# does anyone know a breed of rabbit that is active?



## yus99 (Apr 25, 2008)

if anyone knows a breed of rabbit that is active plz pm me


----------



## Gemma83 (Mar 5, 2008)

what do you mean by "active"?


----------



## Fade to Grey (Nov 10, 2007)

that was what i was thinking :s


----------



## Guest (May 21, 2008)

My dutch is "active". He runs about like a loon, plays with the cats and chases the dogs. Is that what you are talking about?


----------



## freckles (May 8, 2008)

I would say dutch too, also the english, or anything wiht 'uppy ears' as opposed to lops, though ive had sone very lively lops in the past


----------



## Guest (May 21, 2008)

All healthy bunnies are active arent they??


----------



## Kay73 (Mar 26, 2008)

clare7577 said:


> All healthy bunnies are active arent they??

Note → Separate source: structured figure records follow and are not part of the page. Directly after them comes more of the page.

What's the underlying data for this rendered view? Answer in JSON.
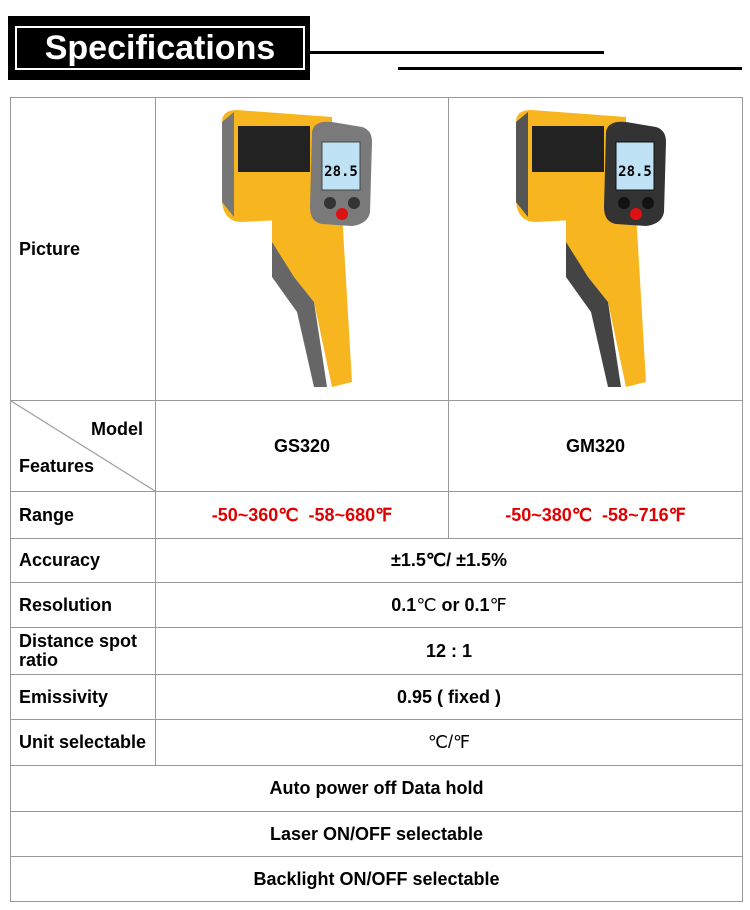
{
  "title": "Specifications",
  "rows": {
    "picture": "Picture",
    "model_header": "Model",
    "features_header": "Features",
    "models": [
      "GS320",
      "GM320"
    ],
    "display_value": "28.5",
    "range_label": "Range",
    "range": [
      {
        "c": "-50~360℃",
        "f": "-58~680℉"
      },
      {
        "c": "-50~380℃",
        "f": "-58~716℉"
      }
    ],
    "accuracy_label": "Accuracy",
    "accuracy": "±1.5℃/ ±1.5%",
    "resolution_label": "Resolution",
    "resolution_a": "0.1",
    "resolution_c": "℃",
    "resolution_or": " or 0.1",
    "resolution_f": "℉",
    "distance_label": "Distance spot ratio",
    "distance": "12 : 1",
    "emissivity_label": "Emissivity",
    "emissivity": "0.95 ( fixed )",
    "unit_label": "Unit selectable",
    "unit": "℃/℉",
    "feature1": "Auto power off Data hold",
    "feature2": "Laser ON/OFF selectable",
    "feature3": "Backlight ON/OFF selectable"
  },
  "colors": {
    "range": "#e00000",
    "body": "#f7b51f",
    "head_gs": "#7a7a7a",
    "head_gm": "#333333"
  }
}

I'd agree with you clare, i'd be worried if any bunny wasn't active!


----------



## Gemma83 (Mar 5, 2008)

Best not go out and buy one of those taxidermy breeds


----------



## Guest (May 21, 2008)

Gemma83 said:


> Best not go out and buy one of those taxidermy breeds


.................


----------



## crofty (May 2, 2008)

Yes thats abit of an odd question, all healthy bunnies are active  As you can see my my vids!!


----------



## Guest (May 21, 2008)

Gemma83 said:


> Best not go out and buy one of those taxidermy breeds


Yes totally agree on that one,friend had one and all it did was sit around moping all day!!!certainly not active


----------



## yus99 (Apr 25, 2008)

its just that i looked at some website (cant remember witch one) that said mini lops are not that active..


----------



## crofty (May 2, 2008)

Saffy is a mini lop cross and she wont sit still! depends on the buns personality i think


----------



## yus99 (Apr 25, 2008)

think your right!


----------